Officials, however, aren't too concerned that many of these containers end up in garbage cans - Manager of the Office of Sustainability Mark Stewart said even if the bagasse containers aren't composted, the paper-like product will break down no matter where it is, though the process takes longer in a landfill.
 

 

[...]

 

Hipple said Dining Services originally hoped to use a machine that would turn compostable waste material into a product used to enrich soil on the campus. But Dining Services piloted the program and found the machines couldn't process the high quantities of waste generated by the large campus.

 

But shipping the materials to be composted at another site is more expensive, and officials still discourage students from using any to-go containers unless absolutely necessary.
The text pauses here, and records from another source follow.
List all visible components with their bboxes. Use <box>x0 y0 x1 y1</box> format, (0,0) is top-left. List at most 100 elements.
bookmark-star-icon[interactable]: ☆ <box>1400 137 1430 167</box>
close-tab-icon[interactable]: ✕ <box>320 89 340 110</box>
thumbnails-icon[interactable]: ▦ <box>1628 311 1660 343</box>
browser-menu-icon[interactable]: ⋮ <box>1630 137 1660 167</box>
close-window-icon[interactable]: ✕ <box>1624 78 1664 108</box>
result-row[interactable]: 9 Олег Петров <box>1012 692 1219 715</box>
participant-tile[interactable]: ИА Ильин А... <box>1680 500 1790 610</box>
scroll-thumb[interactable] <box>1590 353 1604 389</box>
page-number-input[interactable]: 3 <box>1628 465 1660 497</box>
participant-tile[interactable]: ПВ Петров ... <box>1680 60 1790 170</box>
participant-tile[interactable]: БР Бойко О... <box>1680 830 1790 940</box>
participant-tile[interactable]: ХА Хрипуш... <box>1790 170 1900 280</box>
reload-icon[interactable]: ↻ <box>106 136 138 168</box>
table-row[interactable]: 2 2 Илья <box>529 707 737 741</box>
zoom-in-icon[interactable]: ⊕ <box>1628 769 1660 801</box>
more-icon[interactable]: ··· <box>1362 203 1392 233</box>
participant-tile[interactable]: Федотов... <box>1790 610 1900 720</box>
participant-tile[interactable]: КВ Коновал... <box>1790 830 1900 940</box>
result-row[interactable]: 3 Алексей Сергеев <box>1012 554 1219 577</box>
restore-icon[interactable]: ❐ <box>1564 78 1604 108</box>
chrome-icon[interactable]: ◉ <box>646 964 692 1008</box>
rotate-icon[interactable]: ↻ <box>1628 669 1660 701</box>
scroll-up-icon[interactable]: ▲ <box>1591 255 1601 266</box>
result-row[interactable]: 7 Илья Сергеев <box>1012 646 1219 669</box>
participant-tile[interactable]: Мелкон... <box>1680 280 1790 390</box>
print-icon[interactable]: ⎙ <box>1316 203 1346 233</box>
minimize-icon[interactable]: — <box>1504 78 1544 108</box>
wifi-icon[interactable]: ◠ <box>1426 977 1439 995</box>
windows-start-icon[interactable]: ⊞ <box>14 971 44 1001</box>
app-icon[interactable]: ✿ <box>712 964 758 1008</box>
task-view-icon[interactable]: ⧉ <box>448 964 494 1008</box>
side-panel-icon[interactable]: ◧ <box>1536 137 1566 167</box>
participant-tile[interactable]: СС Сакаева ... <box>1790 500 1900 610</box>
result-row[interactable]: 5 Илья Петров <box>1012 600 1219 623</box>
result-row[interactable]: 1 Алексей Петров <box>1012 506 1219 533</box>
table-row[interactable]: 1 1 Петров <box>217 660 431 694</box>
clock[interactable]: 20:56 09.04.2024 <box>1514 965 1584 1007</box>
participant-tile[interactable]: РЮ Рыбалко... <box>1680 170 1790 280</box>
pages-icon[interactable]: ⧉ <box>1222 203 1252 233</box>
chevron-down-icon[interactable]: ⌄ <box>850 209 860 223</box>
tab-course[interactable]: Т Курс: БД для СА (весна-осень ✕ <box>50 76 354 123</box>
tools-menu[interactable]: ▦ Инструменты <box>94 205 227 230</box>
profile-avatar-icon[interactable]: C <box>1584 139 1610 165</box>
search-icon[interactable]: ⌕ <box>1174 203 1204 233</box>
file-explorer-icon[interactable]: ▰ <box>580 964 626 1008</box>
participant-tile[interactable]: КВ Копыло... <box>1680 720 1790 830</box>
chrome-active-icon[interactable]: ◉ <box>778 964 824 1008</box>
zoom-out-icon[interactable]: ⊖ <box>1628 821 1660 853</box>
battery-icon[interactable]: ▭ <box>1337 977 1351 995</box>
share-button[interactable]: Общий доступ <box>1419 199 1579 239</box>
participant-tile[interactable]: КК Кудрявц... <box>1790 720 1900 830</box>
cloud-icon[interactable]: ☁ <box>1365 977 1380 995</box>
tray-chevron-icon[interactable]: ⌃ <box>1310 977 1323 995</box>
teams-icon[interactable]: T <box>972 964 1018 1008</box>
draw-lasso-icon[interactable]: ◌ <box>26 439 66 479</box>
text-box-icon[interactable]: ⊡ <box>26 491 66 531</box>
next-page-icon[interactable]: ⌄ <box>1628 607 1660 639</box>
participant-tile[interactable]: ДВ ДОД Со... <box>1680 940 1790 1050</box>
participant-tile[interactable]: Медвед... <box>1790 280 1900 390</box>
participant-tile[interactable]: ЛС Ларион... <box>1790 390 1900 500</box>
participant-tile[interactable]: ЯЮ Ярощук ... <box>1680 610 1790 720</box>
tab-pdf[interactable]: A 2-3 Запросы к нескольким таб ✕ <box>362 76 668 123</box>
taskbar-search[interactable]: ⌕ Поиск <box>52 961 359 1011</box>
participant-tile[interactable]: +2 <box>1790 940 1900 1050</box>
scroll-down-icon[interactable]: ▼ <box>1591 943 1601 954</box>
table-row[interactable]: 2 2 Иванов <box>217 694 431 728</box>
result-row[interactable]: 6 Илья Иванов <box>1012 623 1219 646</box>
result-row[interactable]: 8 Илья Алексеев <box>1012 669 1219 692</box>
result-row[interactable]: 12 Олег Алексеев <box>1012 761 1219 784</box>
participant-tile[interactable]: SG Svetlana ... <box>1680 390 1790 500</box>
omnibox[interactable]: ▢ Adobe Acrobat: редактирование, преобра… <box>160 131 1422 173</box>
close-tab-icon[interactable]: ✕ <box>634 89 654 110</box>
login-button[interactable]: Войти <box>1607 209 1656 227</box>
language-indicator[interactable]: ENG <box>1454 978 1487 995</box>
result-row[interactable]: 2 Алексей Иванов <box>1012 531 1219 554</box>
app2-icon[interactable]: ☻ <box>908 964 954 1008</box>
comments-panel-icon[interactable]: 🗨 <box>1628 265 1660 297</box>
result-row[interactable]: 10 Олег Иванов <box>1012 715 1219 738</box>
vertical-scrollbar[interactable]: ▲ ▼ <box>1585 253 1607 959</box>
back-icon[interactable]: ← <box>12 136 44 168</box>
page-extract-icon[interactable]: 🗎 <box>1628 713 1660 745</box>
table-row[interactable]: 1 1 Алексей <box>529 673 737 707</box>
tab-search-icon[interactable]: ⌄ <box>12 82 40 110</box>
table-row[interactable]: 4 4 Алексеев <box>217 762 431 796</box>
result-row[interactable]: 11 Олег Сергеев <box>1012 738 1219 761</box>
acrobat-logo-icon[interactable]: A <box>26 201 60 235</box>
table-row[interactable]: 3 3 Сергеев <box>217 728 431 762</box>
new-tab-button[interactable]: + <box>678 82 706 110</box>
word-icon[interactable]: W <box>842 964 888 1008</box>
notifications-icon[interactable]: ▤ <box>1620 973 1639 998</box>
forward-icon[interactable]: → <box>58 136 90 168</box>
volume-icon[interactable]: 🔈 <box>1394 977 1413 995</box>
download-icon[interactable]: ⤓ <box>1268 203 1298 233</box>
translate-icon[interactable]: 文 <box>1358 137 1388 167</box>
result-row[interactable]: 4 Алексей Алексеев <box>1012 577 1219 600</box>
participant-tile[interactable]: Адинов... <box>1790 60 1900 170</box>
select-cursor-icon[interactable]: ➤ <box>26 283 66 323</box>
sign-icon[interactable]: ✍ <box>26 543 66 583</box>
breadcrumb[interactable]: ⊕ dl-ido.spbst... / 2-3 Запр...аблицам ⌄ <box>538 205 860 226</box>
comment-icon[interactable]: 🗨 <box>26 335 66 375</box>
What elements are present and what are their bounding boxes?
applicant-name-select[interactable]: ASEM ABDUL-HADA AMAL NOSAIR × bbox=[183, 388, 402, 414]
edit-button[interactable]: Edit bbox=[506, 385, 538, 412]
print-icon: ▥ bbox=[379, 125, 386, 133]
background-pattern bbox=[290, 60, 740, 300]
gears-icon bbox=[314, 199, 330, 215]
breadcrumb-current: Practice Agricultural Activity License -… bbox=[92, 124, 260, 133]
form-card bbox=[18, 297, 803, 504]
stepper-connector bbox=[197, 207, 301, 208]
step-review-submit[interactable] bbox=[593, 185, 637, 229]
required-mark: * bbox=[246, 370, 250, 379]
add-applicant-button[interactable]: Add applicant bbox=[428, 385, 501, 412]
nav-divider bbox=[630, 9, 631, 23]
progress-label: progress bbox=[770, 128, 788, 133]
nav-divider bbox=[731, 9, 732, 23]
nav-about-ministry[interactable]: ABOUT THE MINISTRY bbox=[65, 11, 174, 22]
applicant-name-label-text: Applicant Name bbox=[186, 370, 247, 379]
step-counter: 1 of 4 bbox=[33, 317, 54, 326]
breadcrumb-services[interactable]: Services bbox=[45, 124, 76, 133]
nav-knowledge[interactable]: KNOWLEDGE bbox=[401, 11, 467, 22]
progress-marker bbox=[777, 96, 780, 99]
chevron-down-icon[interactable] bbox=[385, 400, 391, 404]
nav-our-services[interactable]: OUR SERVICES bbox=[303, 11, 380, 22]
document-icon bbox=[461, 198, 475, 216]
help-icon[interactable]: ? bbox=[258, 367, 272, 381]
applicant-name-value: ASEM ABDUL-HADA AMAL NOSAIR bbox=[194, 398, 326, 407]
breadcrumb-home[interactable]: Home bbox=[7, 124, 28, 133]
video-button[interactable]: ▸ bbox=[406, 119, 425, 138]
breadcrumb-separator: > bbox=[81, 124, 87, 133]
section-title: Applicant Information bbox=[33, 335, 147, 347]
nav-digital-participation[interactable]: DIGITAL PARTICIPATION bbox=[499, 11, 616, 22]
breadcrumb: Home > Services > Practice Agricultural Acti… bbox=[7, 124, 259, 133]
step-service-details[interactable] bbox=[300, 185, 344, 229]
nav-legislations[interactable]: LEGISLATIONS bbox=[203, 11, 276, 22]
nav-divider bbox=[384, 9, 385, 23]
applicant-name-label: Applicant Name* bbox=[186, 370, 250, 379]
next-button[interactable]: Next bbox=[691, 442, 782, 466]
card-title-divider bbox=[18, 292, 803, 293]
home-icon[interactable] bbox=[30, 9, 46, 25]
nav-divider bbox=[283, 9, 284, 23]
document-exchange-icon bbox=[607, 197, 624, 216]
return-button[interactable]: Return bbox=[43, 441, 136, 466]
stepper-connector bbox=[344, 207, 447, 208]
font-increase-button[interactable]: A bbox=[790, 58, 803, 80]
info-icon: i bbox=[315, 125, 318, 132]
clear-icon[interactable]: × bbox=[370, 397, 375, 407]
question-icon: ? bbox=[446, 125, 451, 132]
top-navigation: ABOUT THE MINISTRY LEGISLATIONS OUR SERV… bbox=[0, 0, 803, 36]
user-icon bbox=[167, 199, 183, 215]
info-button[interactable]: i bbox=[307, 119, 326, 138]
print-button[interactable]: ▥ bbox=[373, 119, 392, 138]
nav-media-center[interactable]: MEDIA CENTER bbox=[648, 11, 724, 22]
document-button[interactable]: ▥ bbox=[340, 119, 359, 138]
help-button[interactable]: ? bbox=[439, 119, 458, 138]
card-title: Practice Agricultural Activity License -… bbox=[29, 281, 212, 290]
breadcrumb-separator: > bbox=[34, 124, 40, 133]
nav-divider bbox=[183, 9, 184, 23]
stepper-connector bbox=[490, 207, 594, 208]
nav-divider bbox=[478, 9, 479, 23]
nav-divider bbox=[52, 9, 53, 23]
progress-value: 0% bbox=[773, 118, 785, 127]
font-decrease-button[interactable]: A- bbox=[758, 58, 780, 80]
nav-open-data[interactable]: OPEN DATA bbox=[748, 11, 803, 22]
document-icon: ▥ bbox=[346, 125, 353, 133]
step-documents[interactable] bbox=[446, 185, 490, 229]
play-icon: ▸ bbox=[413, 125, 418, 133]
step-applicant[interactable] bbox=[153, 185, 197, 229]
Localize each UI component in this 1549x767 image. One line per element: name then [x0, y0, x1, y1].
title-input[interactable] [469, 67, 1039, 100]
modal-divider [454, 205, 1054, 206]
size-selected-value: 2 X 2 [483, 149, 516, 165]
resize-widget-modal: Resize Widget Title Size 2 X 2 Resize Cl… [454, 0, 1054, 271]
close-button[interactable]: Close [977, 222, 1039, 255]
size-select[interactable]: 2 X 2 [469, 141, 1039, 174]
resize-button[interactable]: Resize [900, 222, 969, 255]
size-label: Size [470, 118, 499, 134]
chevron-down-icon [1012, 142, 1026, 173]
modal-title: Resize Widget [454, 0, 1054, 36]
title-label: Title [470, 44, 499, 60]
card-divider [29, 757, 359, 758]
In February of last year, other Diamondback reporters noted the potential problems that would arise from adopting the bagasse carryout boxes (emphases mine):

While Dining Services spokesman Bart Hipple said he believed the compostable materials were sorted from the rest of trash, workers at The Diner and Greg Thompson, assistant director of Dining Services maintenance, confirmed that the bags from these trash cans aren't sorted and are just thrown into dumpsters.

 

Even during the day when the conveyor belts run, many students still don't return the containers to the dining halls, either because they don't know they're supposed to or because it's too much of a hassle.

 

"It's a stupid system," said sophomore kinesiology major Alana Isaacon. "Chances are, you're going to do what's convenient and throw it out."

 

Hipple also questioned how realistic the idea of students bringing back the containers is.

 

"I can't picture myself bringing things back to the dining hall," he said.

 

Dining Services launched a marketing campaign asking students to return the containers for proper disposal, but it has thus far consisted only of passing out bulletin board materials to resident assistants.

 

"I didn't even know we were supposed to return them," said freshman engineering major Sean Hamzehee.

 

Hipple said there should be posters and table tents in each of the dining halls by Friday, more than a month after the program began. He also added that advertisements on Shuttle-UM busses will come out Feb. 21.

 

Freshman mathematics major Kristina Delacruz said placing bins in dorm lounges would be a more effective method of collection. This proposition, however, is more complicated than it seems.

 

"It creates this pest problem," said Carol Turner, executive administrative assistant for residential facilities. She said there are also specific fire regulations that would prevent bins for the compostable trays in the dorms.

 

Turner added that Residential Facilities is working with the Department of Resident Life and Dining Services to reach a conclusion.

 

College campuses, particularly those in liberal states like Maryland, are filled with left-leaning idealists, but their well-intentioned environmental practices don't always pan out quite like expected in the daily grind of real life.

Kudos to the Diamondback for noting and reporting these difficulties. Perhaps the mainstream media could learn a lesson from these student journalists.